OKKERVIL RIVER
DOWN THE RIVER OF GOLDEN DREAMS (JAGJAGUWAR)
If last year's "Don't Fall In Love With Everyone You See" was the middle of the darkest night of the year, "Down The River Of Golden Dreams" is the earliest light of a morning that could either bring the first breeze of spring or a battalion of tornadoes.
On it the band streches their wings, they shake off the fear and trepidation of the last record and try to look life in the face, emboldened by distorted blasts of Wurlitzer, guttural stabs of Hammond organ, urbane strings, and jaunty horns that cuold be the work of a shitfaced Canadian Brass.

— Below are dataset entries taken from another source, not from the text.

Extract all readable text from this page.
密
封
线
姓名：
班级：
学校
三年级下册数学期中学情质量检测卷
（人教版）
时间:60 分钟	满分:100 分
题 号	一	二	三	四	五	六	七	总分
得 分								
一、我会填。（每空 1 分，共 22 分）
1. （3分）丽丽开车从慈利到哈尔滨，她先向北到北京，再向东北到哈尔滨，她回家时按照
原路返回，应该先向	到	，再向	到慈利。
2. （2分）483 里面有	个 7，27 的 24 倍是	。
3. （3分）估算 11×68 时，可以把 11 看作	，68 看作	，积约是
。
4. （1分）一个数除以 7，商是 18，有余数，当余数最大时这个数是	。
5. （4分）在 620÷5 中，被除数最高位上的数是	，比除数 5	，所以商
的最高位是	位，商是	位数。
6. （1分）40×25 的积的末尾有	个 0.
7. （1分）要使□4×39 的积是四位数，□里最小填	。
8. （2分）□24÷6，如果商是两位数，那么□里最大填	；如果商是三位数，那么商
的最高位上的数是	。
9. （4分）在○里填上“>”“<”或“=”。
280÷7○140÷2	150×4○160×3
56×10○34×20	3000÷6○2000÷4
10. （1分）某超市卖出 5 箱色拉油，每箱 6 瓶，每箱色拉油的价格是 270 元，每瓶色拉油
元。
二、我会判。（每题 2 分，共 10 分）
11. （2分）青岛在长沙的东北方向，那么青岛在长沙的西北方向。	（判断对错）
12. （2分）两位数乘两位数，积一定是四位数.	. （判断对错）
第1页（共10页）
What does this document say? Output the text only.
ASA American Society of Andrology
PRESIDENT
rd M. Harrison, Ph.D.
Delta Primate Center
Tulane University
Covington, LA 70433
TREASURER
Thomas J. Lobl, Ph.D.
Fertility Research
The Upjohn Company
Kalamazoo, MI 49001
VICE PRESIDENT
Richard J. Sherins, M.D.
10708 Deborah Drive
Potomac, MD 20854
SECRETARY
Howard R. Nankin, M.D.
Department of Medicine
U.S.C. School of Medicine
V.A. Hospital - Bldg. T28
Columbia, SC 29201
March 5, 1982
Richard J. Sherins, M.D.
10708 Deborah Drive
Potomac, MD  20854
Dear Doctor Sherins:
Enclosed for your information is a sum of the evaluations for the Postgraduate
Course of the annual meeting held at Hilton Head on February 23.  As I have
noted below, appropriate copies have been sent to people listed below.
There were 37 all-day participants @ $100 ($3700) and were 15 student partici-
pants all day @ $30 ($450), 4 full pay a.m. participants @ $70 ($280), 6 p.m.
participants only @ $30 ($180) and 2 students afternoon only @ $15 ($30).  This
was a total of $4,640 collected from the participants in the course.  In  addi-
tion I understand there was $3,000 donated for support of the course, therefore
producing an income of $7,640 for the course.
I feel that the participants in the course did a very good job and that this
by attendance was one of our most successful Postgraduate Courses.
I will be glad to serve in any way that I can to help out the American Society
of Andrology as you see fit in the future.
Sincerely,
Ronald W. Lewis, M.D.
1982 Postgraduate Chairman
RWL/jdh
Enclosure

"Down The River Of Golden Dreams" combines with OKKERVIL's trademark melancholy a sense of drama and play at which the last album only hinted.
It oozes the band's signature string-destroying folk-rock attack and umbilical chamber-pop swoon, but it also echoes the venomous cabaret of Jaques Brel, the off-kilter swagger of the FACES and Bob Dylan's "Blonde On Blonde" and the dusky balladry of Nick Cave.
In addition, it displays a new confidence in frontman Will Sheff, whose concise, literary lyrics and emotionally direct delivery are rapidly distinguishing him as one of rock music's best new Songwriters.